Eight of us sat on plastic chairs while his wife brought out her best dishes: rice, curry, jackfruit, fries, coconut condiment. Our plates were filled over and over again. Randy sat strategically in front of the beer and arrack (coconut spirits), his wide smile stretching across his face, offering more and more.

He hands pours a beer for me. His wife keeps coming by with the rice and curry. He smiles, showing his darkened teeth widely arced across his face.

"Are you happy?" he would ask every now and then. "If you are happy, I am happy."

Pictures were brought out. In broken English we shared the things common to all of us: children, parents, places. Randy's teenage daughter, who has learned English in school, explains that her uncle did not survive.

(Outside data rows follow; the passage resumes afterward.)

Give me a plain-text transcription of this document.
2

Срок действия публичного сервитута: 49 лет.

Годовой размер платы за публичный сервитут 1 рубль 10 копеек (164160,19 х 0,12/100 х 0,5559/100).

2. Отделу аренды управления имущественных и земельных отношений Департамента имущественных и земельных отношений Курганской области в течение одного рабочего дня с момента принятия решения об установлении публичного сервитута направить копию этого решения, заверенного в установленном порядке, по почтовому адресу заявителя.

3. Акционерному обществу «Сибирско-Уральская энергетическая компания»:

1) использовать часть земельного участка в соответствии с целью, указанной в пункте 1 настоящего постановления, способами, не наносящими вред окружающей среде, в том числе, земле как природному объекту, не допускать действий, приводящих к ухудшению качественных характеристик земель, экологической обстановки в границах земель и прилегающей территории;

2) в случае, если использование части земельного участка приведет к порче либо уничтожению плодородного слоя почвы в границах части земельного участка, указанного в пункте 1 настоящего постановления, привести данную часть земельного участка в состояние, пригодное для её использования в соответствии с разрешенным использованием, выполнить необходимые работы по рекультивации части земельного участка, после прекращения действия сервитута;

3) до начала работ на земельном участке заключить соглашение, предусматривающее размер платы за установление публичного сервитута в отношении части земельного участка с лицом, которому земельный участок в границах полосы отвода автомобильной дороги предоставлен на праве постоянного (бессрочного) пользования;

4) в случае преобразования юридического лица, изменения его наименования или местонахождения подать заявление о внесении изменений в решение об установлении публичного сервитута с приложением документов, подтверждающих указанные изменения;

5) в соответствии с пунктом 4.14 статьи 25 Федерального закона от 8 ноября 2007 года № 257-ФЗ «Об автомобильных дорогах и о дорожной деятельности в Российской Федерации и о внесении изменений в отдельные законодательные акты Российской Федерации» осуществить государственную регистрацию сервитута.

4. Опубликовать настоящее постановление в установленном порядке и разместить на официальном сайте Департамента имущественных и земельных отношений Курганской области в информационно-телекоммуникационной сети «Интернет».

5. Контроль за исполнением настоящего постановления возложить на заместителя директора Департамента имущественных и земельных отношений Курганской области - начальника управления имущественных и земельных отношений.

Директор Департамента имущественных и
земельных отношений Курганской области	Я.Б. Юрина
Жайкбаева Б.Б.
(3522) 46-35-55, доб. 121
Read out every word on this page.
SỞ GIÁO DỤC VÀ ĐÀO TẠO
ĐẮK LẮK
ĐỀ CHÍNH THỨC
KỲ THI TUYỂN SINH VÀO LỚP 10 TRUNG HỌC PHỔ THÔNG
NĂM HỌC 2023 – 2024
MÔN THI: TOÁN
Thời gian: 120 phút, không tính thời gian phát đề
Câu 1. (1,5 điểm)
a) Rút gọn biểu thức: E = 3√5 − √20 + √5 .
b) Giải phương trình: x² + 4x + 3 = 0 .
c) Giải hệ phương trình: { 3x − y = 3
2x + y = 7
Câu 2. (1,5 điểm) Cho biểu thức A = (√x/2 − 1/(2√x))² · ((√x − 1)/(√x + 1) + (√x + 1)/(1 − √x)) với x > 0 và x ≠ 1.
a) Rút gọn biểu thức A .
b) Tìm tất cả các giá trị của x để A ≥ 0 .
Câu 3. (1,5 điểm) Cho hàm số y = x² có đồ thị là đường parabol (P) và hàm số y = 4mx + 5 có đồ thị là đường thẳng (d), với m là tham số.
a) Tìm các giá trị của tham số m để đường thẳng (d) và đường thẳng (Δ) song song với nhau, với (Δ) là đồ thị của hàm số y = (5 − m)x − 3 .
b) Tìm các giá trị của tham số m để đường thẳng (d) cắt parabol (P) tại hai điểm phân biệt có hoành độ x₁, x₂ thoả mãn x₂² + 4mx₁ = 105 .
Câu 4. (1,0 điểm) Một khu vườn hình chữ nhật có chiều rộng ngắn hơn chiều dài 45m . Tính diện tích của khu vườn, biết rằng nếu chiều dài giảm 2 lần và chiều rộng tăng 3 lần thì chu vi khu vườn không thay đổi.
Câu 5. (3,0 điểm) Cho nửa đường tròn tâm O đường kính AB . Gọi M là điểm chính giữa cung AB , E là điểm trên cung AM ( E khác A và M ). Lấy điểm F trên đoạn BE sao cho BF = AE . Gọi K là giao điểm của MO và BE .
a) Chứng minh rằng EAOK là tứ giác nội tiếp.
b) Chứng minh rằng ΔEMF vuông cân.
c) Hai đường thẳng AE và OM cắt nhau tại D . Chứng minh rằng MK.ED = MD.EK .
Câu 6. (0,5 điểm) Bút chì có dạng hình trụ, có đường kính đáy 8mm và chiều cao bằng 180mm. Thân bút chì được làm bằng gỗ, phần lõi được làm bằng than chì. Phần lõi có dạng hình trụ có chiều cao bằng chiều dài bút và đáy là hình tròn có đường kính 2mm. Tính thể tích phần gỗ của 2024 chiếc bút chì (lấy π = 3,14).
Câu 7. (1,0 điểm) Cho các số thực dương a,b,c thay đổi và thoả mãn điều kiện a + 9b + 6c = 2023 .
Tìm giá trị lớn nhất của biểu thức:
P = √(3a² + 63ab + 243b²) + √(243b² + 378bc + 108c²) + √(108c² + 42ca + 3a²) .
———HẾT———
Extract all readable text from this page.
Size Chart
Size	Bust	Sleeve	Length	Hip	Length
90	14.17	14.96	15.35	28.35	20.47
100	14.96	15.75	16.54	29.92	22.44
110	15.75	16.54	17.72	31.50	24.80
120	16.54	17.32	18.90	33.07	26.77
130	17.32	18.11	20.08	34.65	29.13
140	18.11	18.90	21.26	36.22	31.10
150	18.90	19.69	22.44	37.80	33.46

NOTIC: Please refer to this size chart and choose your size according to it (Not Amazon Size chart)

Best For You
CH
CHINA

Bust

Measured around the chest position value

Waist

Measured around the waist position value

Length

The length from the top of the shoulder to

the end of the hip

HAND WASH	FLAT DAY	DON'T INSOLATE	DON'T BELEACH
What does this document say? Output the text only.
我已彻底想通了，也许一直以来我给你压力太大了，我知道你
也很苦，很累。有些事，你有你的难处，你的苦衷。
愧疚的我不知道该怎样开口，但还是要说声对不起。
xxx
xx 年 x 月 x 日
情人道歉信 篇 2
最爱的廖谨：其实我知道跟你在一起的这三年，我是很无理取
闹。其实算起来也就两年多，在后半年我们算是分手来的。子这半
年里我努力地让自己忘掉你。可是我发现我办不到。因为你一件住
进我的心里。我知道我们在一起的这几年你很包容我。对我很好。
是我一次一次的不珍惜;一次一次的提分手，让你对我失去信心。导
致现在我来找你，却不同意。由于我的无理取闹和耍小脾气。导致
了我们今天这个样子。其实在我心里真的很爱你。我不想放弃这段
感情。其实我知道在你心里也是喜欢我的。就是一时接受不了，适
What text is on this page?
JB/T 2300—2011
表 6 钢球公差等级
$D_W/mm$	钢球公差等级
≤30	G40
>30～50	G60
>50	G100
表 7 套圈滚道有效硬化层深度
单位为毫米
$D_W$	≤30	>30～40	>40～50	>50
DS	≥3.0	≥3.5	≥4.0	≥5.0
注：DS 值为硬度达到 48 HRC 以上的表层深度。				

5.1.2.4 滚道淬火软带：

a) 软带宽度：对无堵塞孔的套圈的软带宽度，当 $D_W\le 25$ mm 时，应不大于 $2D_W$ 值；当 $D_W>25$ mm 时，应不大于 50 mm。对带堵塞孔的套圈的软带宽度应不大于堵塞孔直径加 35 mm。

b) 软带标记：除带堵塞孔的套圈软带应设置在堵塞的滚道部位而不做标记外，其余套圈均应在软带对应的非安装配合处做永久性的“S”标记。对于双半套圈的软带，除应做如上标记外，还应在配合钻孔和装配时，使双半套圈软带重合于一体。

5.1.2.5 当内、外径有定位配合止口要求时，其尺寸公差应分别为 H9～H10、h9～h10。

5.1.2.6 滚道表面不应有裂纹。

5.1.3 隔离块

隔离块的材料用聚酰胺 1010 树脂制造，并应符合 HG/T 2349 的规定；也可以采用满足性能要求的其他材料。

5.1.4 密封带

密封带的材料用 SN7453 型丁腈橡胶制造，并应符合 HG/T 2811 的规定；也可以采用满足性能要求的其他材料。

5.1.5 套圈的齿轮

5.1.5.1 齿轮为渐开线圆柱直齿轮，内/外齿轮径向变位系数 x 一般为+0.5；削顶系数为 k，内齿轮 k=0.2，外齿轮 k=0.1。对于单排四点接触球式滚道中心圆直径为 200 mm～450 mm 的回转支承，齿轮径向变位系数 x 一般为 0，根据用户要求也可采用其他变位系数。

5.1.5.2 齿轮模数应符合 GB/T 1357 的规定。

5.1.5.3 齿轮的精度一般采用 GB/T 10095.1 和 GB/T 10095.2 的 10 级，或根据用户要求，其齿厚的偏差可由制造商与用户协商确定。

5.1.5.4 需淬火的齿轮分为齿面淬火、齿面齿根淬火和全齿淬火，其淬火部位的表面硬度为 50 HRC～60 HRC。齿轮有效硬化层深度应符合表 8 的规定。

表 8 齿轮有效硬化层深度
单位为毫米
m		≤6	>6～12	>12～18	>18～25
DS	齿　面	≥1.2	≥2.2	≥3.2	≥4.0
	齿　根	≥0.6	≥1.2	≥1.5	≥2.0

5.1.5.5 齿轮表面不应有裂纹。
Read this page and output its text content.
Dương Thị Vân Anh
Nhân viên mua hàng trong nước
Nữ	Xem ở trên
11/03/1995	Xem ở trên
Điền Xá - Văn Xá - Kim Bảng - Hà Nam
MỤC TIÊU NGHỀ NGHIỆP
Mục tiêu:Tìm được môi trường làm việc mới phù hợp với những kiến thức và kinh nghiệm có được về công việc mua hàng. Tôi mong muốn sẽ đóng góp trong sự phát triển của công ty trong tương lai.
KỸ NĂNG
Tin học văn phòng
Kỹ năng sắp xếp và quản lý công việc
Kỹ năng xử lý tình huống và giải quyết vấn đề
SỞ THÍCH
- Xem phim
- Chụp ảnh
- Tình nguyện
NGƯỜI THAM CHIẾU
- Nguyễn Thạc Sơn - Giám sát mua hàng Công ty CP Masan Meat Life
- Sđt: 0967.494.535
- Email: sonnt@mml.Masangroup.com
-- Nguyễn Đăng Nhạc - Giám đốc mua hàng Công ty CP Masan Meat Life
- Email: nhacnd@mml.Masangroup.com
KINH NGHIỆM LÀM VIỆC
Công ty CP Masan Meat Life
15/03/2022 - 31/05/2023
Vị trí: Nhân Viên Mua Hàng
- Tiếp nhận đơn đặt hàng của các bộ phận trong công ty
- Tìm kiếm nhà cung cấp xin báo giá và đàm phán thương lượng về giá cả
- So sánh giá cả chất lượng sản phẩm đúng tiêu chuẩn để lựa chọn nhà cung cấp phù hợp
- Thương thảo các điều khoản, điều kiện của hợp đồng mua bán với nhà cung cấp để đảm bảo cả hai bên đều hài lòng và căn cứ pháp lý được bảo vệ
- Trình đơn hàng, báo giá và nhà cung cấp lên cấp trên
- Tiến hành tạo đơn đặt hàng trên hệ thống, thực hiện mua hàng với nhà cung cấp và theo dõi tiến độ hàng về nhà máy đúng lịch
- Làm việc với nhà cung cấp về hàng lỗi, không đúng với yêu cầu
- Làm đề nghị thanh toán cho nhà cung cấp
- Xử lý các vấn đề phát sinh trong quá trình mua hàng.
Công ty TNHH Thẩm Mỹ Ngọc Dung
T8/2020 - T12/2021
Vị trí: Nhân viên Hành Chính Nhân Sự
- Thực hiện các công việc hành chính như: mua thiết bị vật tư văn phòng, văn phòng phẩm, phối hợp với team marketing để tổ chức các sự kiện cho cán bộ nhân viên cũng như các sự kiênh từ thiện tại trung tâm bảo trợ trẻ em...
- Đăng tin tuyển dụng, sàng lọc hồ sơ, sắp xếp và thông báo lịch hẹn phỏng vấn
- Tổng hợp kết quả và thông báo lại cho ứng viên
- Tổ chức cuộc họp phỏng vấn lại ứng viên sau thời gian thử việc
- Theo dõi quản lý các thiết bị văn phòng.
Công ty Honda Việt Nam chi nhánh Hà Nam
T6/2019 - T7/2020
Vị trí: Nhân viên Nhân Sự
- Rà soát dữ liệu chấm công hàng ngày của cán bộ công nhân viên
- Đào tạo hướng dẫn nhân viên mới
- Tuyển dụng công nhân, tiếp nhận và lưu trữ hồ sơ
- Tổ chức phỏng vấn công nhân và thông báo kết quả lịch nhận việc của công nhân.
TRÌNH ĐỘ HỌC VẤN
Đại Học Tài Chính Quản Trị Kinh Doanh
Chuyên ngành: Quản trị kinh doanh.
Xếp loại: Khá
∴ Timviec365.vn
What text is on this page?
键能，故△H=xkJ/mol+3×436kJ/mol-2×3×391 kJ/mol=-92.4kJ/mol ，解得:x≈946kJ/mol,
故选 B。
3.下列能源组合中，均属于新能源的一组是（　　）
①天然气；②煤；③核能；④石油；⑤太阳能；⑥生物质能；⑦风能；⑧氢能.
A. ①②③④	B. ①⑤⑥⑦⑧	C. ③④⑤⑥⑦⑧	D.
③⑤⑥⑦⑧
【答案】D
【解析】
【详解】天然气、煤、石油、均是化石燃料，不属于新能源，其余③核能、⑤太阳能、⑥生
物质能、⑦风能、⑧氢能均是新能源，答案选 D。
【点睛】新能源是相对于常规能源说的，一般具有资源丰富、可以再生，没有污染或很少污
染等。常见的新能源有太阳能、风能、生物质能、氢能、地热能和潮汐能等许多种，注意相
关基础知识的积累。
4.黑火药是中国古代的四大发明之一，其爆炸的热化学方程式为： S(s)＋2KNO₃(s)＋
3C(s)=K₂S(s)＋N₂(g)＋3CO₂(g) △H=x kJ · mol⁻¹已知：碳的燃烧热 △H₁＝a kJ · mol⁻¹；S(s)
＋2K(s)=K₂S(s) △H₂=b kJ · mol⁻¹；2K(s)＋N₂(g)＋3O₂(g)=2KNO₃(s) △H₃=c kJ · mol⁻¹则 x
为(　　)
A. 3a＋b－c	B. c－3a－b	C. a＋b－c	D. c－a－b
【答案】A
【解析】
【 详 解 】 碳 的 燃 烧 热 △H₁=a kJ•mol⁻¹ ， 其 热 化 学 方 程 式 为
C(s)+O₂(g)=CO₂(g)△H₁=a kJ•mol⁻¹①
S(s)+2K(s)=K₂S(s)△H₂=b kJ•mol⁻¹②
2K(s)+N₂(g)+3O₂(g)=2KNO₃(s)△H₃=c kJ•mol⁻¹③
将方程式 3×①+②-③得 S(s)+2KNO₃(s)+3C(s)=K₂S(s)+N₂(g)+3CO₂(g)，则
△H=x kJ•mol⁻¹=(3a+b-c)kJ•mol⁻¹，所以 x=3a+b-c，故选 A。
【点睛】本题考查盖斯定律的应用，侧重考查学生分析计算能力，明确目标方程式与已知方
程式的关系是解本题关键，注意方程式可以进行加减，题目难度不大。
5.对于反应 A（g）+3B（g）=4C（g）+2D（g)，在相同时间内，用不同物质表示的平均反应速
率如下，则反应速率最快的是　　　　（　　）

The living room is stepped up, a few feet higher than the kitchen area. Randy points to the water mark against the wall, about a foot high. We were certainly far inland from the coast, though I wasn't sure of the exact distance. Two kilometers from the ocean, the tsunami still caused massive flood damage.

Here, though I am very tired from the day of work, we sit in the heat of this tropical night with new Sri Lankan friends drinking beer and arrack while are plates are filled over and over. Here, the basic necessities of living, eating, breathing with meaningful human contact under a roof which are so easily overlooked in my life had become some kind of heightened experience.

I wonder, have these people have so much resilience that they have moved on, or is the collective trauma resting just under the surface? I still cannot grasp the scope of this event which left no heart untouched.

Sitting here with this family and the volunteers, I have a moment of feeling how we are all deeply connected, a kinship based on our common humanity and for that moment which I have traveled around the world to experience, I am definitely happy.

By the end of the two weeks, we are able to finish one of the houses. Like many construction jobs with a deadline, huge amounts of work are accomplished through heroic efforts in the last forty- eight hours. The masons and carpenters have work much of the night, yet they are excited for what is about to happen.

For Paul, it is critical our group gets to be there when the house we have been working on is given away. He has arranged to have two Buddhist priests come. They sit at a table in front of the house, heads shaved, dressed in their bright orange robes. Several people sit on a small walkway before the front door, hands clasped in prayer as the priests begin their chants.

The proud new home owners are two women, sisters, in their fifties. One of which lost her husband in the tsunami, though her son, is a fisherman in his mid-thirties, survived and will be living in the house as well. Their family name was drawn out of a hat publicly at one of the camps. "They lost everything," Paul explains. These people are very, very poor and have struggled much of their lives just to live.

 


This photo was shot at the time when the house was blessed by Buddhist monks and formally given away to the tsunami victims. Marc and Helen stand on the far left.

Click on the photo for a larger image.

Photo: John Ross


 
After the ceremony, the ribbon in front of the door is cut. The new home owners walk in. We stand around, waiting. Food is brought out, put on the table where the priests still sit. There is this feeling of heightened emotion when the sisters walk out.

One of them walks up to me. She is about five feet tall. Her hands are clasped in prayer. "Thank you," she says, smiling. Glancing up for just a moment. Tears are in both our eyes. She passes and walks over to another volunteer, thanking over and over again.